自分たちはこの場所で「おぎゃあ」と生まれたわけではない。
なら今まで一体どこに_______。

今は全てが妄想であり推測で終わっているけど、これが確信になった時に自分はどうなってしまうのだろう。


「あったまいたいみゃあ…」
寝々村魅夜にとって、存在とは対価が必要なものだ。
このメモ帳はその対価にあたって、自分を証明する、誇りのあるものなのに。
…なぜか、これのせいで身を滅ぼしている気がしてならないのだ。
それとも、自己犠牲も存在の対価なのか。

「……うー」

魅夜の目尻から一粒の涙が零れた。
きっと頭痛のせいだ。たぶん。








陽の光が魅夜の瞼をくすぐって目を覚ました。
そっと目を開ける。
珍しく熟睡できたようで、陽はすっかり昇って部屋を明るく照らしていた。
時刻は午前8時頃。珍しく朝の食堂に顔を出せそうだった。
こういう時に寝癖を隠せるパーカーは便利だと思う。(あまり寝癖で髪がぐちゃぐちゃにならないタイプだけれど)
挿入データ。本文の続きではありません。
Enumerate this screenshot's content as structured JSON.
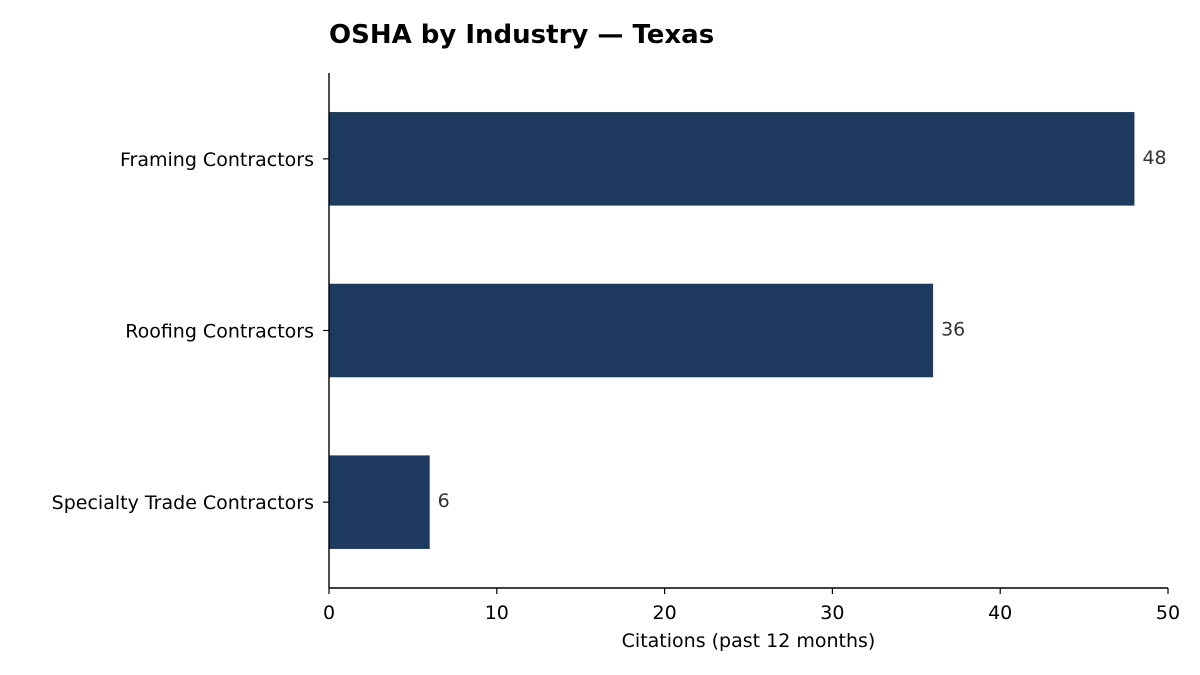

食事時の食堂はいつも良い香りがする。それぞれが集って食事を摂っているからだ。
有志の人が朝食を作ってくれた日なんかは特に賑やかで和んでいる。
魅夜はそんな光景を眺めるのが好きだった。

朝に起きることができた、と言っても一般的には遅れ気味の時間だったからもう人がいるかは怪しいと思っていたけれど、食堂では数人がいくつかのグループになって談笑しながら朝食を摂っていた。
今日見た夢、今日やりたいこと。キラキラした会話が流れていく。
…あぁ、本当にみゃーはここが好きだ。


「わっ!」
不意に、背後から無邪気な声がした。
「おはよー、うつくん」
パンの入った袋を片手に食堂に入ってきたのはウツセ。
綺麗なアッシュグレーの髪を寝癖ではねさせ、懐っこい笑みを魅夜に向け、そして、






一切の表情をなくした。


ひゅっと息を吸い込み、袋を落として食堂内部へ駆けていった。
「うつくん?!パン落としてったみゃあ!!おーーーい!!」
ウツセは魅夜を無視して食堂のある一席を目指し、そこに座っていた人物の腕を掴んだ。
その人が「おい!?」と非難の声を上げるのも無視してぐいぐい引っ張り、魅夜の前に立たせた。
ウツセが焦るなんて珍しいと内心思いつつ、魅夜は「えと」と声を出す。
「うつくん、こーさんがなにか用かみゃあ…?」
「ウツセ?」
ウツセが連れてきたのはこんぱるである。
どこか心配そうに顔を覗き込んでくるこんぱるに対して、ウツセはまた焦った表情で「わ!」と魅夜を指さした。
その指を辿って怪訝そうなこんぱるの視線が魅夜に向く。




「……。…は?」
そして、こんぱるもまたこちらを見て固まってしまった。
「…えっと?」
「…お前」
逡巡の間が空き、そして時は動き出す。



「左、頬」
「え…?」
左頬に触れる。


_______冷たい。


「あ」


二人分の青ざめた視線が魅夜の世界を覆った。
あれだけ暖かかった空気が冷めていく。
背中に悪寒が走って、鼓動は一気に早くなって、思考は凍てついた。
左頬を撫でる指先の感覚だけが妙に鋭い。
『それ』が何か、鏡を見てすらいないのに、鮮明に脳裏に警告が浮かんだ。


これ、この感触、知ってる。





…スカポライトだ。









***


_______「石」について

「石」とは、「花咲き」同様、“ニンゲン”達によって生み出された、人のようで人ならざる者。鉱物を操る異能を持っている。此方も種類に制限はなく、鉱物であれば何でも操れる。その異能を使えば使うほど、寿命は縮むけれど。「花咲き」に「紋」をつけられれば、その心配はなくなる。砕けるとき…、つまり死んでしまうときは、一粒の鉱物になる。その種類は、「石」によって違うのだとか。